Вдруг Альдан заметил, как из окна глядит голодным взором мертвый мельник. Взгляд неживого существа, как прилипшая к коже пиявка, холодно извивается, тянет соки. Лес не отпускал души, попавшие в его сети. Травник встал, заставил окна, сел на лавку под печью и вслушался в девичий лепет.
– Я просто хочу помочь тебе, – тихо сказал он. – И себе…
Колдовство Лесёны сегодня пахло ярче: спелым густым ароматом, совсем не тягостным, и влекло его помимо воли. Они были так похожи и одновременно разны! Недоля завела их обоих сюда, в край, где все живое медленно угасает под сенью проклятого леса. Но была еще причина, по которой он оставался подле чародейки всю ночь. Альдан чуял падший чад колдовского огня, и что-то внутри сводило сладостной тоскою.
Дан прикрыл глаза, и перед его мысленным взором потянулись иные края, иные берега, места, где бы он мог начать новую жизнь.
Защитить девушку от колдуна и проклятого леса – достойное искупление? Быть может, тогда обратит на него свой благословенный взор Единый, быть может, тогда сотрет гнетущие узы.
Альдан закрыл уши, чтоб не слышать колдовской шепот, а затем вскочил и вышел на улицу.
Туман льнул к крыльцу, завитками поднимался по резным столбикам, но, как только Альдан направился к колодцу, разошелся в стороны.

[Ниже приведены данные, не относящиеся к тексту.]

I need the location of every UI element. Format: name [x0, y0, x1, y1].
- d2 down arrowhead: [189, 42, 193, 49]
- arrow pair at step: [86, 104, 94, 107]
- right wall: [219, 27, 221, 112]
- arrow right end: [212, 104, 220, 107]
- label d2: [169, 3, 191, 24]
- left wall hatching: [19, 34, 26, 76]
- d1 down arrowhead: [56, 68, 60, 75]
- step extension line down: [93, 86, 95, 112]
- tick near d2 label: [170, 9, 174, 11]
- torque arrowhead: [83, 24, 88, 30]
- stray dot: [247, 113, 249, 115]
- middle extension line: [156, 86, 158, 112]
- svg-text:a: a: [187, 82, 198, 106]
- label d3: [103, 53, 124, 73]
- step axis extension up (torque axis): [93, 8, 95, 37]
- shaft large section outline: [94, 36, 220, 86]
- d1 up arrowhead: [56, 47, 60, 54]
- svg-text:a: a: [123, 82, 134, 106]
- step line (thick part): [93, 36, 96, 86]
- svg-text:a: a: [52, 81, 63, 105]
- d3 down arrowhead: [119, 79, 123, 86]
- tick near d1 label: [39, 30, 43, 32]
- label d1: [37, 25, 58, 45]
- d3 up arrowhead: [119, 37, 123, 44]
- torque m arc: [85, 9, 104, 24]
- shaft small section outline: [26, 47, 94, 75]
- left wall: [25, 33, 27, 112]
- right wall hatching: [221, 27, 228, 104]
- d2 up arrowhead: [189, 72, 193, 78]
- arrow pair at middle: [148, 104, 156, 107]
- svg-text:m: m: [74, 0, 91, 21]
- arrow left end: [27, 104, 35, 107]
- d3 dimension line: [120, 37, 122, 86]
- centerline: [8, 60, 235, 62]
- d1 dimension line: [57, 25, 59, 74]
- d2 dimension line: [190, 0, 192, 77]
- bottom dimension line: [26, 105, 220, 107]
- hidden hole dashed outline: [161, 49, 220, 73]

Травник быстро умылся и пошел в мельницу за снаряжением. Взял серп, ножи, широкую холщовую суму, светец, лопатку и направился в чащу.
В лесу было тихо, и эта тишина Альдану не нравилась.

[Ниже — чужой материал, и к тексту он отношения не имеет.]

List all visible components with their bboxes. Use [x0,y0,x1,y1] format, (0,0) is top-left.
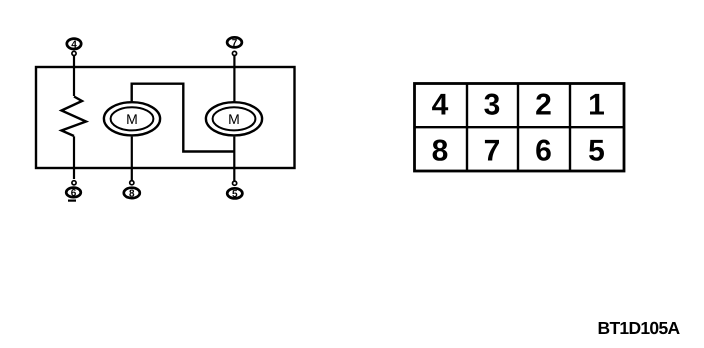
svg-text:6: 6 [71,188,77,199]
motor M1 (left) [104,102,160,135]
svg-text:5: 5 [232,189,238,200]
wire M2 bottom to pin 5 [233,137,235,181]
connector pin table [415,84,625,172]
svg-text:5: 5 [588,135,605,168]
pin 8 circle [124,188,140,200]
component box [36,67,295,168]
pin 8 terminal dot [130,181,134,185]
svg-text:8: 8 [129,189,135,200]
motor M2 (right) [206,102,262,135]
pin 6 terminal dot [72,181,76,185]
wire M1 bottom to pin 8 [131,137,133,181]
svg-text:M: M [228,111,240,127]
pin 7 terminal dot [232,51,236,55]
svg-text:3: 3 [484,89,501,122]
svg-text:1: 1 [588,89,605,122]
pin 5 circle [227,188,242,200]
pin 6 circle [66,188,81,199]
svg-text:2: 2 [535,89,552,122]
wire pin7 to M2 top [233,56,235,101]
pin 4 circle [67,39,81,51]
pin 7 circle [227,37,242,49]
svg-text:8: 8 [432,135,449,168]
pin 4 terminal dot [72,51,76,55]
svg-text:M: M [126,111,138,127]
svg-text:4: 4 [71,39,77,50]
wire resistor to pin 6 [73,136,75,179]
wire pin4 to resistor [73,56,75,96]
svg-text:4: 4 [432,89,449,122]
svg-text:7: 7 [232,38,238,49]
pin 5 terminal dot [233,181,237,185]
svg-text:7: 7 [484,135,501,168]
resistor [62,97,87,137]
svg-text:BT1D105A: BT1D105A [598,318,681,338]
svg-text:6: 6 [535,135,552,168]
wire M1 top jog to M2 bottom node [132,84,235,152]
pin 6 underline [68,200,76,202]
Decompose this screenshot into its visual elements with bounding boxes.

В его суме лежали чародейские пластины, при каждом шаге бившие по бедру острыми краями, будто говоря: «Не твои мы, не твои, верни, верни нас обратно…»
Но Альдан упорно нес таблицы сквозь чащу, унося все дальше от девчонки, чью жизнь они еще не успели запятнать.
– Что ж, посмотрим, кто за вами явится, – молвил он и опустил загудевшие письмена на дно Вороньего Яра.
Ночной ветер прогулялся по деревьям. Огромные ступени будто вздохнули, почуяв чародейство, и Альдан спрятался в тени. Казалось, колодец ожил, и Друг Змей не мог этого не почуять.
Травник приник к земле, вжался в нее.
Еще издали Альдан признал сиплый, с резкими перекатами голос. Менай! Это Менай вел заунывную песню, в которой слышалось что-то о солнце.
Старик долго спускался, то и дело теряя нить песни, перемежая ее ворчанием, но когда подошел к таблицам, его вопль ликующе взлетел вверх.
Менай забрал себе проклятые чародейские таблицы.
– Вот ты себя и выдал, Друг Змей, – пробормотал Дан.
Оставалось придумать, как указать на него червенцам.
Одна проклятая душа взамен на другую, спасенную.
Достаточно ли Единому такого искупления?
18Чад колдовского огня
Шаг. Всполох. Старые камни, Вороний Яр.
Все уже собрались. Чего ждут?
Приходят образы между сном и явью, обматывают волю грезой, точно нитью, и больше нет ни боли, ни желаний – только вечный покой, вечная тишина безмолвного прошлого.
Прошлого?
Что осталось позади? Что принесла я с собой? Губительное безумие или промысел богов?
Аррадо маос.
Просто идти как есть, с давно ставшей привычной тоской по утраченному.
Любить… Ненавидеть…
Лишь бы взаимно.
– Сёна!
Руки Дана схватили меня за плечи и помогли подняться, пока мои царапали воздух.
– А чего ты ко мне полез?!
Тяжело дыша, я прислонилась лбом к печному боку и закрыла глаза, отгоняя от себя тускнеющие сны.
Кажется, мы с Даном упали с печи, оборвав занавеску и уронив лавку.
– Ну как так можно! – воскликнула Яния, выуживая горшок с желто-зеленой мазью и несколько кувшинчиков с настойками. – Альдан, давай-ка я обработаю тебе царапины.